As they replace MD-80 aircraft (The Boeing 737-800 is as much as 20% to 25% more fuel efficient than the equivalent MD-82/83), your chances of a middle seat go from 1 in 5 to 1 in 3. That said, I still find the prospect of flying newer 737s more attractive than the alternative.
I remain completely puzzled that American Airlines and United Airlines have not ordered 787 aircraft. The 787 fits into their fleet and routes very well and offers just that kind of gain in fuel and maintenance efficiency that both airlines desperately need. Currently, only Northwest Airlines and Continental Airlines have the B787 on order among the legacy carriers although US Airways does have some A350 aircraft ordered. Indeed, the A350 ordered by US Airways seems a bit too large for their needs even when the purchase is justified with the cross-cockpit qualifications that the Airbus product offers with US Airways existing A320/A330 products.
The new DeltaNorthWest Airlines will have Northwest’s B787 orders and will continue to take deliveries on the B777-200LR it already has ordered.

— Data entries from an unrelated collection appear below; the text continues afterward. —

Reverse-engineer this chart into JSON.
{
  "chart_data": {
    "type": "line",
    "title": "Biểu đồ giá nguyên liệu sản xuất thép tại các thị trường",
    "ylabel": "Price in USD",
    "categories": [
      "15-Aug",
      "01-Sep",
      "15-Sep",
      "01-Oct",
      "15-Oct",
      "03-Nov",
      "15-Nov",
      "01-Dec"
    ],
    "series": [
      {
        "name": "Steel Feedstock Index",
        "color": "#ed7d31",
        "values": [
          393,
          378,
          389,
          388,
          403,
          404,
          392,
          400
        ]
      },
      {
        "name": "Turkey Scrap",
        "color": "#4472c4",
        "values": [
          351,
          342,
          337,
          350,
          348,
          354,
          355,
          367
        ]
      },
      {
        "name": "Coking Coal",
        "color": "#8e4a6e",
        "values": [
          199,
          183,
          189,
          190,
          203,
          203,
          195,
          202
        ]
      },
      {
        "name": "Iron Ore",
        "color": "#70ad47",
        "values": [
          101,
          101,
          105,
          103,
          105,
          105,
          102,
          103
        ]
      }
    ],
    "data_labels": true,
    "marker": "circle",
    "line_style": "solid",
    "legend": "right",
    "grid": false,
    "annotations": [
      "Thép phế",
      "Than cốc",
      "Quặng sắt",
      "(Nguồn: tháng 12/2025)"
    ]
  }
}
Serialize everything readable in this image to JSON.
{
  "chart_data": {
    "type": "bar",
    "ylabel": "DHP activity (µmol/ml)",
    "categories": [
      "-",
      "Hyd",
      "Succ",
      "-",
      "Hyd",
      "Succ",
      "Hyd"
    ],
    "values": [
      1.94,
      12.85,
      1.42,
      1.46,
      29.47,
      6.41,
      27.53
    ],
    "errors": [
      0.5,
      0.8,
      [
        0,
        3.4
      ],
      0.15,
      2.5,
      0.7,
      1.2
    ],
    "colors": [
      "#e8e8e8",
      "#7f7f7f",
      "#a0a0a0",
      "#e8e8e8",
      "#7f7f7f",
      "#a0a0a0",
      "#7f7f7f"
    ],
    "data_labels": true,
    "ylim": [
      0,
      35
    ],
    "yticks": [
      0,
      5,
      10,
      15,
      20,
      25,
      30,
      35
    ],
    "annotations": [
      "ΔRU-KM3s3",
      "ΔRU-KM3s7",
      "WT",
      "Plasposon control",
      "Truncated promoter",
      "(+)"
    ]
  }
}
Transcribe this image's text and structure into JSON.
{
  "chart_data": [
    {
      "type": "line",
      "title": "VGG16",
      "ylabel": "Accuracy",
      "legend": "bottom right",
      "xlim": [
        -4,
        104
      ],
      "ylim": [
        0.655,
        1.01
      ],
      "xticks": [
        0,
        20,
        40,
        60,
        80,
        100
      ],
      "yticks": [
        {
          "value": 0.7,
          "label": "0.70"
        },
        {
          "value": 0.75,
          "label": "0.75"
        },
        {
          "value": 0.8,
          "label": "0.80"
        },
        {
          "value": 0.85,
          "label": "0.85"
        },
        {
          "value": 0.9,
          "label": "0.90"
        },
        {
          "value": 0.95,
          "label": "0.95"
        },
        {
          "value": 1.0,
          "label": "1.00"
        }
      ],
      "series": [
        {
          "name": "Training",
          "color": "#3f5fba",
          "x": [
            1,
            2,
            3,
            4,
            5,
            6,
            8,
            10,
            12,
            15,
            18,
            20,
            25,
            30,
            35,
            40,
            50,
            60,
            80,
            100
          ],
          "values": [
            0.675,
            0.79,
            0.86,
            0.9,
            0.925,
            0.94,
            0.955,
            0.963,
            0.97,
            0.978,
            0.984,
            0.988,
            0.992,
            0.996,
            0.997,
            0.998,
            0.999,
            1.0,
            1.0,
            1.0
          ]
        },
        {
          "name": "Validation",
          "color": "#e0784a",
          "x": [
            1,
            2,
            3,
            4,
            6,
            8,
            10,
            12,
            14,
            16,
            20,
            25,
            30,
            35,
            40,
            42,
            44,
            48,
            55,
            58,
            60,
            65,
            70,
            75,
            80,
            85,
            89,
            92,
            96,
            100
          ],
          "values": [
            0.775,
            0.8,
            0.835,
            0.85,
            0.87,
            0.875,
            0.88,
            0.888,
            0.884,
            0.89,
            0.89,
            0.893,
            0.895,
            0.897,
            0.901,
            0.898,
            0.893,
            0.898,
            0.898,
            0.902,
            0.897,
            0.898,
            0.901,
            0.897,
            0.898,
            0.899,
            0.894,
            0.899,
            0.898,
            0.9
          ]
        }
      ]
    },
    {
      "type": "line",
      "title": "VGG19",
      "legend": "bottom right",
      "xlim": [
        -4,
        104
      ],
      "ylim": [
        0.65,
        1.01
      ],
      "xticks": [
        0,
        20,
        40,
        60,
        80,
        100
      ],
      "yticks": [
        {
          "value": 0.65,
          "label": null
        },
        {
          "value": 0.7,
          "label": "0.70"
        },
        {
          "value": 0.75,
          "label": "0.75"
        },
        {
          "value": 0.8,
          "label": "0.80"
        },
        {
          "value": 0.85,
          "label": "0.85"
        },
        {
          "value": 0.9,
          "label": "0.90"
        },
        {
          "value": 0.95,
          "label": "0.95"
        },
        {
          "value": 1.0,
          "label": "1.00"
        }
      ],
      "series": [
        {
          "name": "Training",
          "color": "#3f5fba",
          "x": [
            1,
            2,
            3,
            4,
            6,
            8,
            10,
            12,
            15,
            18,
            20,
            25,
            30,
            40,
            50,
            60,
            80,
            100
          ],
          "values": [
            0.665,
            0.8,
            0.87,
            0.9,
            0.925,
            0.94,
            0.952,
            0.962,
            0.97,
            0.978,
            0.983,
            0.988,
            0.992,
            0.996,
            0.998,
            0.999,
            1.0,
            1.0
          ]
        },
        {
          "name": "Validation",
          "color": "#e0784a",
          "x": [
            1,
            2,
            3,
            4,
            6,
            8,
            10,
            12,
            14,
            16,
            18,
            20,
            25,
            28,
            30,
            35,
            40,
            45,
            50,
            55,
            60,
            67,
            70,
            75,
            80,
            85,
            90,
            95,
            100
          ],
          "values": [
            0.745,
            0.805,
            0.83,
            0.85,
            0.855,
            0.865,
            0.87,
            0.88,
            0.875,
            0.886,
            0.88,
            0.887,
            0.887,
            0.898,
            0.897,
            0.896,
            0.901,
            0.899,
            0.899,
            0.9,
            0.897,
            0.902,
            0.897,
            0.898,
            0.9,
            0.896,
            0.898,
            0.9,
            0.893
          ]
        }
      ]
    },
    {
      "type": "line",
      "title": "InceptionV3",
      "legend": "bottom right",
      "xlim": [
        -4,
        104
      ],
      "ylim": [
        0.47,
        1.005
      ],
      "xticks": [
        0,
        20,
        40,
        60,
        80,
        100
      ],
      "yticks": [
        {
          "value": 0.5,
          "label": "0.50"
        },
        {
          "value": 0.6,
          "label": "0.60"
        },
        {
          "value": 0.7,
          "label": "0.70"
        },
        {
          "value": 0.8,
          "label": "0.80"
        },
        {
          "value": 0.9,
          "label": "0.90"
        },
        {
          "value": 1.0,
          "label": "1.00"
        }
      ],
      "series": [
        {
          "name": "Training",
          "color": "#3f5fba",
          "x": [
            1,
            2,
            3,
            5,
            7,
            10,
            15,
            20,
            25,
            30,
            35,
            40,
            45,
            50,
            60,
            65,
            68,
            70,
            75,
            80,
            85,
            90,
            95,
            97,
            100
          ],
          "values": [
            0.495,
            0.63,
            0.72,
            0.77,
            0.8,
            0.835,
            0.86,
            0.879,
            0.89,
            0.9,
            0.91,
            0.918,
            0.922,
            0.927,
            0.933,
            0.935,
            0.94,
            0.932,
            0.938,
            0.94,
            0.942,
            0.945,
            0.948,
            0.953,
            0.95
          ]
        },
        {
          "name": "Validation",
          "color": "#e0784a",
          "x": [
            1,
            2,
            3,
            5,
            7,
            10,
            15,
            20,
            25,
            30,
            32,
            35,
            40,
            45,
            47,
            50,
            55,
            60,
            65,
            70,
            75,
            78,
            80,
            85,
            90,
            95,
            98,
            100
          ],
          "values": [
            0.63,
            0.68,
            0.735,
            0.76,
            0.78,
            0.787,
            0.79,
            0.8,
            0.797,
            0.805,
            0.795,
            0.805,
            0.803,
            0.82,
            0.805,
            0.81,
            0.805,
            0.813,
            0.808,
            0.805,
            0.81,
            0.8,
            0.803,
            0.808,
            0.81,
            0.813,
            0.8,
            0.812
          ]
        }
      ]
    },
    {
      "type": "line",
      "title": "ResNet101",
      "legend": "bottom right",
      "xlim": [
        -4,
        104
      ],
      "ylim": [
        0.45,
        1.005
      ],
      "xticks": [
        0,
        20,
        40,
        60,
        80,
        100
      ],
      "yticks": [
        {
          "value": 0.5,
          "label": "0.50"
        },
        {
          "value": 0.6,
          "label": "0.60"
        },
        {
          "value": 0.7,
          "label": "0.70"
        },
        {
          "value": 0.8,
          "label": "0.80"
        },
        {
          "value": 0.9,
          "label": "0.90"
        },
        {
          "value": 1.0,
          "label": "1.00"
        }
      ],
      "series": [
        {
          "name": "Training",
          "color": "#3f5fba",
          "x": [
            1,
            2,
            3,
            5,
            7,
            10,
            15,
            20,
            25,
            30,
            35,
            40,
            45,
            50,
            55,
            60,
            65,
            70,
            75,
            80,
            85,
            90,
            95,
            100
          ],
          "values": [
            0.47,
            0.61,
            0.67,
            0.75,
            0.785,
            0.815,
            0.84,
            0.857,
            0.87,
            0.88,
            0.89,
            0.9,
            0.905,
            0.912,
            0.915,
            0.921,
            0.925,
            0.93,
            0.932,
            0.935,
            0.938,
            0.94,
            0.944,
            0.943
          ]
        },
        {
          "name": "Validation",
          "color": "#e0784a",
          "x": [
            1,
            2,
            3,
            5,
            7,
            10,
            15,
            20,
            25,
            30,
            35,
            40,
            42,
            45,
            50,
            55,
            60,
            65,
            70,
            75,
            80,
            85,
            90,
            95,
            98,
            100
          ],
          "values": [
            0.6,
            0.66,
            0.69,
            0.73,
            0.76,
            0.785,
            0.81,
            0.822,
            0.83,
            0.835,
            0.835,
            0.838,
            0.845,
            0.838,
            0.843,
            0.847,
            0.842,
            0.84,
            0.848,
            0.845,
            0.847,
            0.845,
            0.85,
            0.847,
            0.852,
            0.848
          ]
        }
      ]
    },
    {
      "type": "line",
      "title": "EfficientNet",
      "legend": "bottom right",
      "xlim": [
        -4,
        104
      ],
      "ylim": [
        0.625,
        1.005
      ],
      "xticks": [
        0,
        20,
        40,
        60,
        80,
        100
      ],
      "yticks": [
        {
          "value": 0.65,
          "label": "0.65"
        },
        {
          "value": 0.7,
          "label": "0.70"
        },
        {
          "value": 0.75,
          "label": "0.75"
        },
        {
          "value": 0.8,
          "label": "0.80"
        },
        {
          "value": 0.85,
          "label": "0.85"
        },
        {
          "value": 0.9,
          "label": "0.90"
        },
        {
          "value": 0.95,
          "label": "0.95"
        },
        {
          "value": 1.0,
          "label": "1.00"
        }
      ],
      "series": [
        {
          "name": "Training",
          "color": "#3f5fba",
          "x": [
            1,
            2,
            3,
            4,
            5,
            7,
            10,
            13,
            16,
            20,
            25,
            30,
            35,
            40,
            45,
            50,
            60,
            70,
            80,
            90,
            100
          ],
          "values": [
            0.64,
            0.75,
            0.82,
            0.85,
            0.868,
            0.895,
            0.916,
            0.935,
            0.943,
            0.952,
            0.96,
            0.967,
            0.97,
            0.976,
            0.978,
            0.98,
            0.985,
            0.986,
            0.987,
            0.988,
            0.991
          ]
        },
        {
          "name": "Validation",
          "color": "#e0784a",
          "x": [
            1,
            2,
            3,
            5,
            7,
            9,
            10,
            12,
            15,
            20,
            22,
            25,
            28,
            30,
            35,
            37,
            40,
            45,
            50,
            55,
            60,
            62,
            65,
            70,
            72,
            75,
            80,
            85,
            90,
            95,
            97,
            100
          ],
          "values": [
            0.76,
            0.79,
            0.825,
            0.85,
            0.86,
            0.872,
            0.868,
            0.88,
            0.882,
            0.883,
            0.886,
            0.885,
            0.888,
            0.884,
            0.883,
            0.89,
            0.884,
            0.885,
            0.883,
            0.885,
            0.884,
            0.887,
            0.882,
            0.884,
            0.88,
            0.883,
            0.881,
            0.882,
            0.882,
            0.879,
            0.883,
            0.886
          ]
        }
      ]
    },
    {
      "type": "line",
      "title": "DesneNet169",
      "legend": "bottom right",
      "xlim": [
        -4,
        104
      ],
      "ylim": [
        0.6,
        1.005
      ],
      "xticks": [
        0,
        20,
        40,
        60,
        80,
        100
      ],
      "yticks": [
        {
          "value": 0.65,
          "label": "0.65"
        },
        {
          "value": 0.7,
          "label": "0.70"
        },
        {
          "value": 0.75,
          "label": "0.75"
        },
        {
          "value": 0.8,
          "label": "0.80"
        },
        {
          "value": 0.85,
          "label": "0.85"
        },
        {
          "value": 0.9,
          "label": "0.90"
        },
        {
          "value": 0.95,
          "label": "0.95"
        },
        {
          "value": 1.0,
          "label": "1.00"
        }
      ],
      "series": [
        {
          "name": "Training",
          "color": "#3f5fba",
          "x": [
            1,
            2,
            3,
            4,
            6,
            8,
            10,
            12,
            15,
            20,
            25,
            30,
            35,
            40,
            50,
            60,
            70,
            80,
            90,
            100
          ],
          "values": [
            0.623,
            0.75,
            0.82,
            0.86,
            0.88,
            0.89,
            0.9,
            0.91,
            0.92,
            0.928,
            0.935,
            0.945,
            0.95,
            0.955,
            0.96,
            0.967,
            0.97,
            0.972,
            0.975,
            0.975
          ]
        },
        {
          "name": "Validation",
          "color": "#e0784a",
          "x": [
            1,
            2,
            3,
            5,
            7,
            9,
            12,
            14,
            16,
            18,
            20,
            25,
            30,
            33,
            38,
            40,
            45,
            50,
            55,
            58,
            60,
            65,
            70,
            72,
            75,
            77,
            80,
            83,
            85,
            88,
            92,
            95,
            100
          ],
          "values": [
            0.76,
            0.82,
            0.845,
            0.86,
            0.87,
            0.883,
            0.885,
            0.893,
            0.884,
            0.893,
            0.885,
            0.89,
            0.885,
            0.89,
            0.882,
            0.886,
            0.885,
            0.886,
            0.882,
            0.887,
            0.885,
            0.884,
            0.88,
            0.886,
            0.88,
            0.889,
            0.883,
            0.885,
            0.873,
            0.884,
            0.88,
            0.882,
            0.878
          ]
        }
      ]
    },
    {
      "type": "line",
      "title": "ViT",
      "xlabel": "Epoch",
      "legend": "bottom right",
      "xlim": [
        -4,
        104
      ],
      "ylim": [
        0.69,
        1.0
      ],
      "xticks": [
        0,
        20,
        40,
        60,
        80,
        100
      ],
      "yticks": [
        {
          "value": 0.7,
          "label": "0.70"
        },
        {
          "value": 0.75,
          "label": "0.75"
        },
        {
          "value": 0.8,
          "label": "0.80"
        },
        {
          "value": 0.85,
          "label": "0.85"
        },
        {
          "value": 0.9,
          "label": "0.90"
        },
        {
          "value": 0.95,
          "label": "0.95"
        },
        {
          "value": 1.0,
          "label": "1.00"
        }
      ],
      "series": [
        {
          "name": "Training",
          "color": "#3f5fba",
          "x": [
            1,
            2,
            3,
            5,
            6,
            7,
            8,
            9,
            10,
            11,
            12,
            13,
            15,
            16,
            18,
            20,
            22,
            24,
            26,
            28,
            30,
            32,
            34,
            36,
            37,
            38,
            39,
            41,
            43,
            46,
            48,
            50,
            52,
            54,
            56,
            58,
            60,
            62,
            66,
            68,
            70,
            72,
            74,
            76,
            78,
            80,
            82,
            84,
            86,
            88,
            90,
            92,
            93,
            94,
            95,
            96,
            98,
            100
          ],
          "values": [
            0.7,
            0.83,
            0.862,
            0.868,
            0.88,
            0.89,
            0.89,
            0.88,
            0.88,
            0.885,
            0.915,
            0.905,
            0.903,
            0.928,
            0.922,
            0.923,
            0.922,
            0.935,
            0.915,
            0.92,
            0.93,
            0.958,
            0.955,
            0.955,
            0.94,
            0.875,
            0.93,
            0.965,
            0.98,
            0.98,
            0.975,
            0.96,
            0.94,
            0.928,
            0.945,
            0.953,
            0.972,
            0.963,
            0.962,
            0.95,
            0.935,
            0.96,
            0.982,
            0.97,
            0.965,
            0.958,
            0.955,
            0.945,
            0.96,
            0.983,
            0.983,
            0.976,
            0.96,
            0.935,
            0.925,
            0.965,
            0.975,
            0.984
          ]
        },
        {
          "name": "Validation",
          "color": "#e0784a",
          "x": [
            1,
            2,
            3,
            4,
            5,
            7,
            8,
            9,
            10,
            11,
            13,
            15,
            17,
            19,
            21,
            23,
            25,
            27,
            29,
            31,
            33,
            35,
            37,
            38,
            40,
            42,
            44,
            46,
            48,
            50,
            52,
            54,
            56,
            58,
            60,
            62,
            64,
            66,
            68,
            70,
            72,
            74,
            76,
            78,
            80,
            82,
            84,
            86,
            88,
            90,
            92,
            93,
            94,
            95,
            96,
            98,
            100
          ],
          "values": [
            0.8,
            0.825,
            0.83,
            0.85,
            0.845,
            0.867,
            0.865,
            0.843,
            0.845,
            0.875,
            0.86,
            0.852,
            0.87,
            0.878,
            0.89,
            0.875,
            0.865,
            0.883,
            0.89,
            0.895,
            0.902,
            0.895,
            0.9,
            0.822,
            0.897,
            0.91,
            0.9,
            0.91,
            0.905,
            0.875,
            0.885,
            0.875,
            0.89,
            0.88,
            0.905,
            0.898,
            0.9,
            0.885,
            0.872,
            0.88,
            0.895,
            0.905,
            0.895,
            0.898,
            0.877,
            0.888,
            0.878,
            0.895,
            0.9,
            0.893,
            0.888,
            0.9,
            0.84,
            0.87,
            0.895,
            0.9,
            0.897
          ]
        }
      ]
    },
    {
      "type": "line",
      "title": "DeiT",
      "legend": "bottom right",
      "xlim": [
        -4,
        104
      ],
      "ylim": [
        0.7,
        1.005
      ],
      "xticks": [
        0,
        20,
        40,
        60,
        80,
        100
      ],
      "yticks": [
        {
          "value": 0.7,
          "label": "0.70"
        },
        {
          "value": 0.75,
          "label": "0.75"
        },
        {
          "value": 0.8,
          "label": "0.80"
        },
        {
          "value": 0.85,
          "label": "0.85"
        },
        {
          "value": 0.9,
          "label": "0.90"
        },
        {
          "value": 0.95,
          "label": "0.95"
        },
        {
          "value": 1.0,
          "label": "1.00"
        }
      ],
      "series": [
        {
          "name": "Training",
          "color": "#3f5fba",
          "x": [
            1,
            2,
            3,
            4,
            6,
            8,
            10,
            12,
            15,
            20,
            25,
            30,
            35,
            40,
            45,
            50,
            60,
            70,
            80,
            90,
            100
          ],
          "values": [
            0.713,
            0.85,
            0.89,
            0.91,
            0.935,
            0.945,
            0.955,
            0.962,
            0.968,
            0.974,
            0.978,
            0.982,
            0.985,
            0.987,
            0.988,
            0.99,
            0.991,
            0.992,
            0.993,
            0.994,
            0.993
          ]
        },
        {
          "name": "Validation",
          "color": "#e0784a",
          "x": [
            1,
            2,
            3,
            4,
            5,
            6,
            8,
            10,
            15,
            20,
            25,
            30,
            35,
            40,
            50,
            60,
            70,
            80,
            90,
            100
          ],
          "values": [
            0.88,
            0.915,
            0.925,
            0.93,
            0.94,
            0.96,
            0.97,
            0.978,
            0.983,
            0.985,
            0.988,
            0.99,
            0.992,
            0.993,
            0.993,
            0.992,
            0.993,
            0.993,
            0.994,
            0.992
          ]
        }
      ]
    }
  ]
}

Those two aircraft come very close to each other in performance and seat-mile costs in the ultra-long haul market but the 777 has the advantage when it comes to cargo-carrying capabilities.
I cannot believe that for the foreseeable future, there will be no true 757/767 replacement and it is even more difficult to believe that airlines continue to make plans to retain most of those aircraft for the foreseeable future. Both the 757 and 767 have AviationPartnersBoeing winglet programs in place now resulting in fuel efficiency gains as much as 6% on the 767 but they still remain older aircraft with ever increasing maintenance needs.